The legislation's fate is uncertain in the Senate.

Proponents of the bank forced a House vote through a rarely used procedure known as a discharge petition. They pushed a vote over the opposition of top House GOP leaders such as Majority Leader Kevin McCarthy of California, Whip Steve Scalise of Louisiana and Financial Services Committee Chairman Jeb Hensarling of Texas.

But outgoing House Speaker John Boehner, R-Ohio, was a quiet supporter and did not discourage GOP proponents of the bank from pursuing the petition drive that forced the measure to the floor.

Conservative critics say the bank provides too much of its credit assistance to help huge, well-connected corporations such as The Boeing Co., General Electric and Caterpillar Inc. They say the bank finances just a fraction of U.S. exports and alternative financing options are available.

"Are we going to reward good work or good connections?" Ryan said. "I think there are plenty of other ways to expand opportunity in this country, and corporate welfare is not one of them."

Several companies have announced they have lost business because of the lapse in bank operations and are threatening to shutter plants if it isn't revived.

Democrats provided the bulk of support for the measure, another example of them driving the House agenda despite being the minority party.

"This is a bill about jobs for small, medium and large businesses. This is a bill about America's competitiveness with the rest of the world," said No. 2 House Democrat Steny Hoyer of Maryland.

A drive by traditionally Republican-friendly groups like the U.S. Chamber of Commerce and the National Association of Manufacturers focused on the assistance the bank provides to small businesses.

The Senate voted 64-29 this summer to reauthorize the bank as an amendment to an unrelated bill extending highway programs.

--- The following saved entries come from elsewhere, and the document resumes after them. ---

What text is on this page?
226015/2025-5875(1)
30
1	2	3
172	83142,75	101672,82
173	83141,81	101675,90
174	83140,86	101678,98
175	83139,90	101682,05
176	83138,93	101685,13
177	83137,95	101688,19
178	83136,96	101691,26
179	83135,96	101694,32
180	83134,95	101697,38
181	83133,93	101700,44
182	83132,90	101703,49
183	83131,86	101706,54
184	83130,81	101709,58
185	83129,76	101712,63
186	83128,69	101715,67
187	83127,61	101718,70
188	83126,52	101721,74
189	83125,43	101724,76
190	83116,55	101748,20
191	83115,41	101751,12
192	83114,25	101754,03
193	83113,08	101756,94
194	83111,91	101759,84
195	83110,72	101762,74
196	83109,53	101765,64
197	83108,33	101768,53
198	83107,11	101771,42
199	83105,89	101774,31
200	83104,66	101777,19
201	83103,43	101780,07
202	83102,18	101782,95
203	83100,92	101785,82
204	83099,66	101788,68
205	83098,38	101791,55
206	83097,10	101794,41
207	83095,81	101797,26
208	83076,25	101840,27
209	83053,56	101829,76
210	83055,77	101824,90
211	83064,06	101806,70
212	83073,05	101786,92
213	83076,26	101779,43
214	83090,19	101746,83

Senate Majority Leader Mitch McConnell, R-Ky., however, opposes the bank and said Tuesday that he won't bring the House stand-alone measure up for a vote.

"The way to achieve Ex-Im, if it's going to be achieved in the Senate, would be in the context of the highway bill," McConnell said Tuesday.

Prospects for the bank aren't helped by the looming departure of Boehner at week's end.

Proponents say killing the bank would put U.S. businesses at a disadvantage with foreign firms that benefit from export assistance from their own governments.

But opposition to the bank has energized conservatives who see a rare opportunity to eliminate a major government program.

Hensarling resolutely refused to move the measure through the Financial Services Committee, where more than half of the panel's Republicans opposed renewing the Export-Import Bank.

Hensarling has sought to impose a conservative agenda on his committee, but he has been defeated in two major episodes. Flood-state Republicans prevailed on House leaders--over Hensarling's opposition--in 2014 to weaken reforms to the federal flood insurance program. He also failed in an effort to dramatically rewrite the government's terrorism risk insurance program when it was renewed earlier this year.